LOS ANGELES—The public relations professionals of the future will need writing skills and good judgment, “but the key trait is curiosity,” Golin founder Al Golin told an audience of practitioners and students at the University of Southern California Thursday night.

“The most successful people I have known have had one trait in common, and that’s an insatiable curiosity,” claimed, during an interview with Willow Bay, a veteran television journalist, digital news editor and author, who is now the director of the Annenberg School of Journalism at the University of Southern California.

Golin also talked about the importance of integrity—“Without trust, very few brands can make it. If you lose trust, you’ve lost everything”—and about the willingness to change: “One of my least favorite sayings is, ‘If it ain’t broke don’t fix it.’ Sometimes you have to fix it before it breaks.” An example, he says, is the re-engineering of Golin by current chief executive Fred Cook. “It’s better to do these things before you have to.”

He also entertained the audience with stories of his relationship with long-term client McDonald’s.

Sixty years ago, he recalled, Golin made a cold call to Ray Kroc, founder of McDonald’s. “It was a new chain I had never heard of… but I called him and I said ‘I heard you were trying to start this new venture and I think maybe we can help you launch this’ and he said ‘come on over’ and I said ‘now?’ I raced over there and after about half an hour he said, ‘You start on Monday.’”

The fledgling company’s “financial guy” balked at the $500 a month fee, because he and Kroc were not even paying themselves salaries at the time. But Golin persuaded them that for that reason they couldn’t afford advertising; public relations would have to do everything, both marketing to consumer and making the business case to franchisees.

Kroc “had a flair for theatrical things,” Golin recalls. “If I told him he had to go to Muncie, Ind., he would ask ‘what time do we leave.’ He had the ability to see what PR could accomplish.”

Much of the company’s work back then involved community outreach.

“There weren’t any textbooks at the time about community relations,” which was important because “we wanted to show that they were part of the communities where they operated. It was a local business in that sense. It still is, even though they are now a big global company. But back then we were writing the book on community engagement.”
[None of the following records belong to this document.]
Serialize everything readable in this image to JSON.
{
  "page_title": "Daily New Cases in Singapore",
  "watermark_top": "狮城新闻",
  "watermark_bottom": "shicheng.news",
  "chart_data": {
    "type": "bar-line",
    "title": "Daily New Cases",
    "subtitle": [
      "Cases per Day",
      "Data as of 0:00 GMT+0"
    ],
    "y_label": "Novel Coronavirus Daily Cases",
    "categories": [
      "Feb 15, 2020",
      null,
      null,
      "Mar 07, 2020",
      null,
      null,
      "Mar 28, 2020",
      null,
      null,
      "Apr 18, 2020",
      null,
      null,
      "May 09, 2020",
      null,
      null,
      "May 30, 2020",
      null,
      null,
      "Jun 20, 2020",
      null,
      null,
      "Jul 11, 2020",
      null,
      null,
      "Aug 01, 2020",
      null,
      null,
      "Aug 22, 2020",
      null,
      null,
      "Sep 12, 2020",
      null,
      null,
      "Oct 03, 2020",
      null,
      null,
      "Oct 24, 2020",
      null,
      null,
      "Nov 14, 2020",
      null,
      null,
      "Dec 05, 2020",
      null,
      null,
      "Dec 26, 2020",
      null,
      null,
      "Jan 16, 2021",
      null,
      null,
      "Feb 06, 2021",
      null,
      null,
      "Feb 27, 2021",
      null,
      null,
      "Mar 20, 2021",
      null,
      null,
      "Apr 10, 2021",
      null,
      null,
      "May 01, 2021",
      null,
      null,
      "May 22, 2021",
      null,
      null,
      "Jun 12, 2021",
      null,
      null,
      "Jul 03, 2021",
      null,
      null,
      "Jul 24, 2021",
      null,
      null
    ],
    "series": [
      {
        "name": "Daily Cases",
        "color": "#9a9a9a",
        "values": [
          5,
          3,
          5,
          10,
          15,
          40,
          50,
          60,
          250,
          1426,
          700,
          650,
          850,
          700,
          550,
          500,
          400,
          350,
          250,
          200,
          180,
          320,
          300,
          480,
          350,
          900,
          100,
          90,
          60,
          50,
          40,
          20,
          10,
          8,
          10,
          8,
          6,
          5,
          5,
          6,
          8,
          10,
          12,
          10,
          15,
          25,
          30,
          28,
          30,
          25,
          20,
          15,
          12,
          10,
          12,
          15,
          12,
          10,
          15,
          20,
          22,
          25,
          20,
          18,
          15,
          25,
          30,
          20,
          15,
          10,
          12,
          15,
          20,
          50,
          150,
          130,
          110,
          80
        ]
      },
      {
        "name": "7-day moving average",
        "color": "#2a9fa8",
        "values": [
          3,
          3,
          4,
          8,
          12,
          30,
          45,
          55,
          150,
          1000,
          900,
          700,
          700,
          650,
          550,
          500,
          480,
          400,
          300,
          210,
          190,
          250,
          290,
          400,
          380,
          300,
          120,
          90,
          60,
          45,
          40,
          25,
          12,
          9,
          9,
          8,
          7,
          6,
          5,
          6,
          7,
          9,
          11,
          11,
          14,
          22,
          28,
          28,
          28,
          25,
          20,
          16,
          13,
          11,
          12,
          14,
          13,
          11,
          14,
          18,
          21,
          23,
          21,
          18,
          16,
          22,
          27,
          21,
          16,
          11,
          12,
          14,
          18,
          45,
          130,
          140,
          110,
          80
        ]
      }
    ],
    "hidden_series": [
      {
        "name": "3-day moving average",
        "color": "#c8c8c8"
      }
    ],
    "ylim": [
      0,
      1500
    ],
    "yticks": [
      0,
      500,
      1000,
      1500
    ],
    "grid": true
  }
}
When the company opened a new restaurant someone would cut a ribbon made of dollar bills and donate the money to local charities.

On the business side, “there was a writer for the Associated Press… and I set up an interview in New York for Ray Kroc in the AP City Room… Ray was talking about what a franchise entailed and all the reporters stopped typing and gathered around the desk. The story ran the next day and the floodgates opened for franchisees.”

His firm continues working with McDonald’s today and is providing counsel as the company continues to be a target for critics of big business.

“They are an easy target, for anything and everything. People blame McDonald’s for the ills of the world.” There is a movie in the works, with Michael Keaton playing Kroc, and Golin has seen the script. “It’s not exactly flattering… they are painting a portrait of him that is not entirely true.” So Golin—because he knew Kroc personally—may make a rare appearance in front of the camera to refute some aspects of the script.

“We advised them not to over-react also. The lawyers always want to sue and we convinced them not to take that approach. We want to be a little bit light-hearted about it too.”